The regeneration of global civilization through such a tapping of the inward spiritual resources of humanity is the enigmatic Hermetic and Avataric function exemplified by Hermes-Thot. It is the sacred function central to every Mystery School in recorded and unrecorded history. It goes back directly to Dakshinamurti, the Initiator of Initiates, and it has never been absent from the earth. It has been self-evidently crucial when the beginnings of civilizations were laid in different parts of the world. To make it now a vital part of a universal outlook in the dawning Aquarian Age, where there is more freedom from competitiveness and more openness to universal truths, could lead to a new kind of soul-etiquette.

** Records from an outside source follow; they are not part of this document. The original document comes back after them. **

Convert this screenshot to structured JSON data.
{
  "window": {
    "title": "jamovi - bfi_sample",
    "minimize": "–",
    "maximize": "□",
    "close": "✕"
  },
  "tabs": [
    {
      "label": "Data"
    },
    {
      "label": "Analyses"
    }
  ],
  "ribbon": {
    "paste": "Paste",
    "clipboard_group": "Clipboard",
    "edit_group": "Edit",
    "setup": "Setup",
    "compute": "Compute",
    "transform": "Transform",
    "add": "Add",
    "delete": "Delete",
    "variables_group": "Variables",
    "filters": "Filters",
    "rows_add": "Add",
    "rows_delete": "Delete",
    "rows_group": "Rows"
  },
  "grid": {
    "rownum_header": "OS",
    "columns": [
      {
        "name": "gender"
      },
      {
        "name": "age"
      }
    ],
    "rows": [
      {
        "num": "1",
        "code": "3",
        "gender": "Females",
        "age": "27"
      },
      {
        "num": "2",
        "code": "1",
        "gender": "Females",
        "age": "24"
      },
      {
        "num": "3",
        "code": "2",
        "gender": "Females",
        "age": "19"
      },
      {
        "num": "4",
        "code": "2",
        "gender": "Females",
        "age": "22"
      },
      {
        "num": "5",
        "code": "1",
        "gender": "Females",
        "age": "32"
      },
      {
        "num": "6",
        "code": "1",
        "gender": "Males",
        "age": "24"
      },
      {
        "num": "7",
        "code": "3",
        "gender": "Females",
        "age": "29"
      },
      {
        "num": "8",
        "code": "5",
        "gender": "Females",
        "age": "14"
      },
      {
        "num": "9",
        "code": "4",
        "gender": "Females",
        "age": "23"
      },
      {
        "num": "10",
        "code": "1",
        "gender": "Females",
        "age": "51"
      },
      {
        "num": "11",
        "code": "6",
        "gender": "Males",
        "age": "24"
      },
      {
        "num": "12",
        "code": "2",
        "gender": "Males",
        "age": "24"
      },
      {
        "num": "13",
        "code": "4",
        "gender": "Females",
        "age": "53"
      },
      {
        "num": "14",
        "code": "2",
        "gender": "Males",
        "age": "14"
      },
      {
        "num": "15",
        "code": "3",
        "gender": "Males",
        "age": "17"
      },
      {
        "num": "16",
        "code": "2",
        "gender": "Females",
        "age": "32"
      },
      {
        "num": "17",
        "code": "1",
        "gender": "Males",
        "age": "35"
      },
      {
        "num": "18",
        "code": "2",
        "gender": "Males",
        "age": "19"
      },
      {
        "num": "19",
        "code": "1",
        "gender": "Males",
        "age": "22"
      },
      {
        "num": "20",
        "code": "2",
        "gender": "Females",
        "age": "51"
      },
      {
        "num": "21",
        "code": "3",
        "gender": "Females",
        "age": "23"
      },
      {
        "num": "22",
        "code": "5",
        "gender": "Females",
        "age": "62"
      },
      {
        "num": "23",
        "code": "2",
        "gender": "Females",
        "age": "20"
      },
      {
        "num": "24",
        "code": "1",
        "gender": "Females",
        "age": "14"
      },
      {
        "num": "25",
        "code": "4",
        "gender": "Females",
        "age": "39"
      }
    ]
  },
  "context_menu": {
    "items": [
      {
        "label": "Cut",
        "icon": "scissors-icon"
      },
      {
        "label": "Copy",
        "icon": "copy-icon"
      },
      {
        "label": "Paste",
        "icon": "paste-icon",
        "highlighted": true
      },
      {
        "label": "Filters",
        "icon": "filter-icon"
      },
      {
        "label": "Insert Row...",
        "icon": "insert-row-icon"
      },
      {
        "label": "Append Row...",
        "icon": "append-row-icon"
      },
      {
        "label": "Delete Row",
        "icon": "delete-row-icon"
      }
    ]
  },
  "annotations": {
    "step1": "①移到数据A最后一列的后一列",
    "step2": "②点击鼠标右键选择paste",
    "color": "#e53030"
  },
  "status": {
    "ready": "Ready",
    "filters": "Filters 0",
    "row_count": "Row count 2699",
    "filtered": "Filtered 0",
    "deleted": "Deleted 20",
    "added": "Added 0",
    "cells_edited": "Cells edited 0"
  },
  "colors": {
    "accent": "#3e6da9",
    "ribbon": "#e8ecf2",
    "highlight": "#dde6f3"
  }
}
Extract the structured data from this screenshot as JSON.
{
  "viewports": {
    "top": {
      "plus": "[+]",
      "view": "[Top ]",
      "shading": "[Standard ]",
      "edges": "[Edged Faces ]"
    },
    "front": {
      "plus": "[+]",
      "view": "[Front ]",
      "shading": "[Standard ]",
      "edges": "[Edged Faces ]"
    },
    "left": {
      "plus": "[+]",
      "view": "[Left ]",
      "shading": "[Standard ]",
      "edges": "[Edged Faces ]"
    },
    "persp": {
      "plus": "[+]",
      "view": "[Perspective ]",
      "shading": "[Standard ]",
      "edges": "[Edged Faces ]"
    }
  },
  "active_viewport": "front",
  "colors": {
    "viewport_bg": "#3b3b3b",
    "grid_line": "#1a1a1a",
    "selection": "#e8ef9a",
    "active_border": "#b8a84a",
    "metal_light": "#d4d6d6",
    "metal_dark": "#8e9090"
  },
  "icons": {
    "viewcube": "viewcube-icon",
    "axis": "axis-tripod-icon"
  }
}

Founded upon the principle of drawing the larger circle, there could be the elaboration of a new code of relationship between human beings which would be more hospitable to the profoundly paradigmatic teachings of the Upanishad, "Sit down near me and let me whisper in your ear." This is the ancient Platonic-Upanishadic method, born with the human race, perpetually nourishing it, and recognized by the noblest precursors of the Aquarian Age.